Cave in County Kerry, Ireland

Crag Cave is a cave in Ireland, located just outside Castleisland, County Kerry.

Formed in elevated limestone rock, the system extends to 3.8 km of surveyed passage, on two levels. It is the 7th-longest cave system in the Republic of Ireland, and the 10th-longest in the whole of Ireland.

== History of exploration ==
While the Geological Survey of Ireland in 1859 acknowledged the presence of "caves worn by water, some of which can be traversed for some distance," positive efforts at exploration were not made until 1981, when the upper part of the cave was explored to a sump, named the "Green Lake". When hydrological testing of water both in the cave's active streamway and in the sump showed that the two were chemically distinct from each other, it was postulated that the sump was only "perched" above the water table and that further dry passage might be found on the far side. The sump was dived by Martyn Farr in 1983, providing the first access to the large caverns beyond. A boulder obstruction nearby was passed, allowing a dry connection into the new chambers. Following the breakthrough, 1.6 km of passage was explored and surveyed.

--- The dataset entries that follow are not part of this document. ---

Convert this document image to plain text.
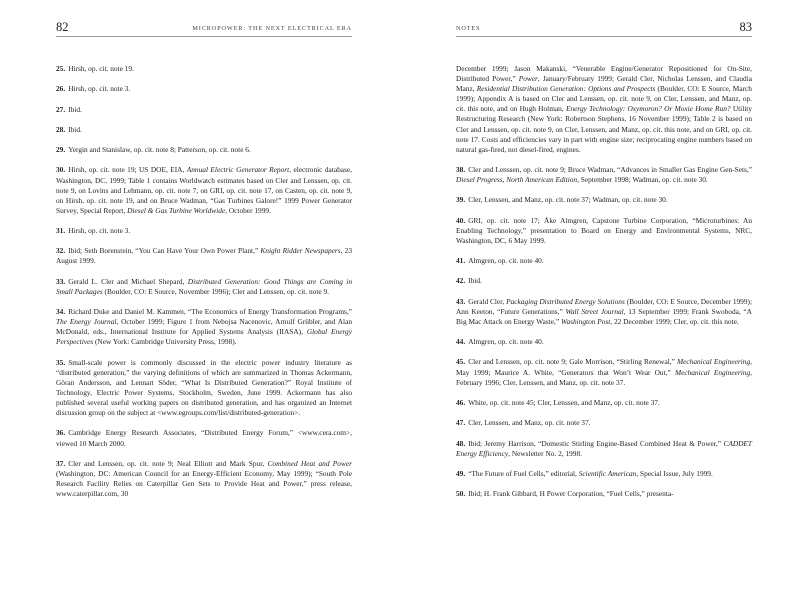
82	MICROPOWER: THE NEXT ELECTRICAL ERA

25. Hirsh, op. cit. note 19.

26. Hirsh, op. cit. note 3.

27. Ibid.

28. Ibid.

29. Yergin and Stanislaw, op. cit. note 8; Patterson, op. cit. note 6.

30. Hirsh, op. cit. note 19; US DOE, EIA, Annual Electric Generator Report, electronic database, Washington, DC, 1999; Table 1 contains Worldwatch estimates based on Cler and Lenssen, op. cit. note 9, on Lovins and Lehmann, op. cit. note 7, on GRI, op. cit. note 17, on Casten, op. cit. note 9, on Hirsh, op. cit. note 19, and on Bruce Wadman, “Gas Turbines Galore!” 1999 Power Generator Survey, Special Report, Diesel & Gas Turbine Worldwide, October 1999.

31. Hirsh, op. cit. note 3.

32. Ibid; Seth Borenstein, “You Can Have Your Own Power Plant,” Knight Ridder Newspapers, 23 August 1999.

33. Gerald L. Cler and Michael Shepard, Distributed Generation: Good Things are Coming in Small Packages (Boulder, CO: E Source, November 1996); Cler and Lenssen, op. cit. note 9.

34. Richard Duke and Daniel M. Kammen, “The Economics of Energy Transformation Programs,” The Energy Journal, October 1999; Figure 1 from Nebojsa Nacenovic, Arnulf Grübler, and Alan McDonald, eds., International Institute for Applied Systems Analysis (IIASA), Global Energy Perspectives (New York: Cambridge University Press, 1998).

35. Small-scale power is commonly discussed in the electric power industry literature as “distributed generation,” the varying definitions of which are summarized in Thomas Ackermann, Göran Andersson, and Lennart Söder, “What Is Distributed Generation?” Royal Institute of Technology, Electric Power Systems, Stockholm, Sweden, June 1999. Ackermann has also published several useful working papers on distributed generation, and has organized an Internet discussion group on the subject at <www.egroups.com/list/distributed-generation>.

36. Cambridge Energy Research Associates, “Distributed Energy Forum,” <www.cera.com>, viewed 10 March 2000.

37. Cler and Lenssen, op. cit. note 9; Neal Elliott and Mark Spur, Combined Heat and Power (Washington, DC: American Council for an Energy-Efficient Economy, May 1999); “South Pole Research Facility Relies on Caterpillar Gen Sets to Provide Heat and Power,” press release, www.caterpillar.com, 30

NOTES	83

December 1999; Jason Makanski, “Venerable Engine/Generator Repositioned for On-Site, Distributed Power,” Power, January/February 1999; Gerald Cler, Nicholas Lenssen, and Claudia Manz, Residential Distribution Generation: Options and Prospects (Boulder, CO: E Source, March 1999); Appendix A is based on Cler and Lenssen, op. cit. note 9, on Cler, Lenssen, and Manz, op. cit. this note, and on Hugh Holman, Energy Technology: Oxymoron? Or Moxie Home Run? Utility Restructuring Research (New York: Robertson Stephens, 16 November 1999); Table 2 is based on Cler and Lenssen, op. cit. note 9, on Cler, Lenssen, and Manz, op. cit. this note, and on GRI, op. cit. note 17. Costs and efficiencies vary in part with engine size; reciprocating engine numbers based on natural gas-fired, not diesel-fired, engines.

38. Cler and Lenssen, op. cit. note 9; Bruce Wadman, “Advances in Smaller Gas Engine Gen-Sets,” Diesel Progress, North American Edition, September 1998; Wadman, op. cit. note 30.

39. Cler, Lenssen, and Manz, op. cit. note 37; Wadman, op. cit. note 30.

40. GRI, op. cit. note 17; Åke Almgren, Capstone Turbine Corporation, “Microturbines: An Enabling Technology,” presentation to Board on Energy and Environmental Systems, NRC, Washington, DC, 6 May 1999.

41. Almgren, op. cit. note 40.

42. Ibid.

43. Gerald Cler, Packaging Distributed Energy Solutions (Boulder, CO: E Source, December 1999); Ann Keeton, “Future Generations,” Wall Street Journal, 13 September 1999; Frank Swoboda, “A Big Mac Attack on Energy Waste,” Washington Post, 22 December 1999; Cler, op. cit. this note.

44. Almgren, op. cit. note 40.

45. Cler and Lenssen, op. cit. note 9; Gale Morrison, “Stirling Renewal,” Mechanical Engineering, May 1999; Maurice A. White, “Generators that Won’t Wear Out,” Mechanical Engineering, February 1996; Cler, Lenssen, and Manz, op. cit. note 37.

46. White, op. cit. note 45; Cler, Lenssen, and Manz, op. cit. note 37.

47. Cler, Lenssen, and Manz, op. cit. note 37.

48. Ibid; Jeremy Harrison, “Domestic Stirling Engine-Based Combined Heat & Power,” CADDET Energy Efficiency, Newsletter No. 2, 1998.

49. “The Future of Fuel Cells,” editorial, Scientific American, Special Issue, July 1999.

50. Ibid; H. Frank Gibbard, H Power Corporation, “Fuel Cells,” presenta-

Between 1981 and 1985, further exploration and surveying brought the total length of the cave to 3.81 km, with a vertical range of approximately 15 m. The entire cave system runs under Castleisland itself, starting at Glounsharoon and ending on the far side of town at the Killarney Road.

== Show cave ==
Around 350 m of the Crag Cave system was developed as a show cave by local residents Dr. Donal and Mrs Margaret Geaney, under whose land the cave was first discovered. The cave was developed between 1987 and 1989 by building a shaft (which is the only man-made entrance) and putting in pathways, railings, lights and a music system.